Les cadres pensent que leurs entreprises ne sont pas prêtes

Néanmoins, une majorité de ces salariés (61%) estime que leurs entreprises n'est pas prête à adopter la pratique du télétravail comme principal mode de travail une fois le retour à la normale réalisé. Seulement 7% estiment que leurs employeurs est "tout à fait" prêt.

Généraliser le télétravail sous l'impulsion de la volonté des salariés et d'entreprises "rassurées" par le maintien de la productivité est une chose. Mais ce mode de travail manque cruellement de cadre.

Si le gouvernement a publié un guide de bonnes pratiques pendant le confinement, il s'agit maintenant d'aller plus loin. Une première réunion a d'ailleurs eu lieu ce vendredi entre syndicat et patronat. Et autant dire que les négociations s'annoncent compliquées.

Le besoin d'un cadre

Les deux parties n'ont pas réussi à se mettre d'accord sur la nécessité de négocier ou d'établir un "diagnostic partagé" sur le télétravail, mais plusieurs réunions ont été fixées pour avancer, ont indiqué les négociateur.

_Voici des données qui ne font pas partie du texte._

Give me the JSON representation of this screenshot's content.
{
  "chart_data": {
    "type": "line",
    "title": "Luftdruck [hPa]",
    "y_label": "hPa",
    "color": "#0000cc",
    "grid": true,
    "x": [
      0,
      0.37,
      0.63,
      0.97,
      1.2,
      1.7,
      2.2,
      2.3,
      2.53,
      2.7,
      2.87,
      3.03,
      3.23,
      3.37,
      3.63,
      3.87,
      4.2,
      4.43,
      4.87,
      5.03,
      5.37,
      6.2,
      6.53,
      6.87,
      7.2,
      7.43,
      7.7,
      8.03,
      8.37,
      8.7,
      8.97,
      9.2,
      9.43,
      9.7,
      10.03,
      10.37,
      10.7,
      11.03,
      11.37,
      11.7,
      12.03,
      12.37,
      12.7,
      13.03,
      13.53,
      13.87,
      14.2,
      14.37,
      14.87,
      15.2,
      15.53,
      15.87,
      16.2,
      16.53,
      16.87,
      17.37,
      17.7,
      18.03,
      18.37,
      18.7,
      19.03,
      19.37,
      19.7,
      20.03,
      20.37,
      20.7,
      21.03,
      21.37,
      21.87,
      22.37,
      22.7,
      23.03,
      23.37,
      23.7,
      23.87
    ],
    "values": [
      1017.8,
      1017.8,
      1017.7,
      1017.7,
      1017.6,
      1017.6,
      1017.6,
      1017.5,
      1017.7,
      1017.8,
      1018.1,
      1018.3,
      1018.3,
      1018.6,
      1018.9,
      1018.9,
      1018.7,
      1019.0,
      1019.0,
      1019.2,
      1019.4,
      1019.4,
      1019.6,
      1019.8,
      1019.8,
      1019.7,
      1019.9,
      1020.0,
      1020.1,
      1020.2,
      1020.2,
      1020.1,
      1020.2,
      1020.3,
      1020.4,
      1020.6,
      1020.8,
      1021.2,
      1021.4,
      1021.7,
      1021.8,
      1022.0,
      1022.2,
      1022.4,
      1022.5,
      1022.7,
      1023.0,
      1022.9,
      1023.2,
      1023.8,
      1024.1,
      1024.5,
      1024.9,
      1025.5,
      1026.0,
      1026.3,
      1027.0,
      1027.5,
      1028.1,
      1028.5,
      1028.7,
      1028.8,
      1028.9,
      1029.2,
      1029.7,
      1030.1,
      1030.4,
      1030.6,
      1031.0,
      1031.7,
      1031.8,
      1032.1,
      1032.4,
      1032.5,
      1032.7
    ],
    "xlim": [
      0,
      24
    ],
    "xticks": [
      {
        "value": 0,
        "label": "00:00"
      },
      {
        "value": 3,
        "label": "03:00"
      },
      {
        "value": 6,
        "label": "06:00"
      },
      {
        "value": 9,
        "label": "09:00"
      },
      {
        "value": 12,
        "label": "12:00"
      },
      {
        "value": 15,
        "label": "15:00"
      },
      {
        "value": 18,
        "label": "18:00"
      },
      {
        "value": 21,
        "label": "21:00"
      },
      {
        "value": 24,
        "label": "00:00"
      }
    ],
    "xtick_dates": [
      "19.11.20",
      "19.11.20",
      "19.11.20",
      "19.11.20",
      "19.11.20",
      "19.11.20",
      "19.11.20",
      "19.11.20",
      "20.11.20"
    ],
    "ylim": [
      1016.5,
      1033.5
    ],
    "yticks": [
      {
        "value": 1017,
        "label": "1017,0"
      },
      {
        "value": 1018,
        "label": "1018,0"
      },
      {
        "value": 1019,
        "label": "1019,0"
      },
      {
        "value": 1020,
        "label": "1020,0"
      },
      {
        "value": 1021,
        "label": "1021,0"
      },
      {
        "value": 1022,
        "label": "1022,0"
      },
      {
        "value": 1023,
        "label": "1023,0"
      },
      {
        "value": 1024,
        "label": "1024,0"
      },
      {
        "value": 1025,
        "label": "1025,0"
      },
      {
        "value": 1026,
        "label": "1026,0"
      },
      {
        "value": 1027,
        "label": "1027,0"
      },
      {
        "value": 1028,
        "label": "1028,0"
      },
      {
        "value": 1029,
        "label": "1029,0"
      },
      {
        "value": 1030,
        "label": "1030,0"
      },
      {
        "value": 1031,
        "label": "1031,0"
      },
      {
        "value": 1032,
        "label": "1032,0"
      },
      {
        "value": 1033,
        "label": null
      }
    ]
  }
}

"Les trois organisations patronales ne veulent pas aller vers un accord, considérant que ce serait une norme supplémentaire et que ce n'est pas l'attente des entreprises, qu'il faut trouver des voies de dialogue social plus modernes. Du côté des organisations syndicales, on est plus sur un accord" national interprofessionnel (ANI), a résumé Catherine Pinchaut (CFDT).

Pour les syndicats, tel qu'exercé actuellement et depuis mi-mars, ce télétravail n'en est pas un, mais plutôt "un travail à domicile dans des conditions très dégradées".

*: étude réalisée en ligne du 22 au 25 mai auprès d'un échantillon de 1008 répondants.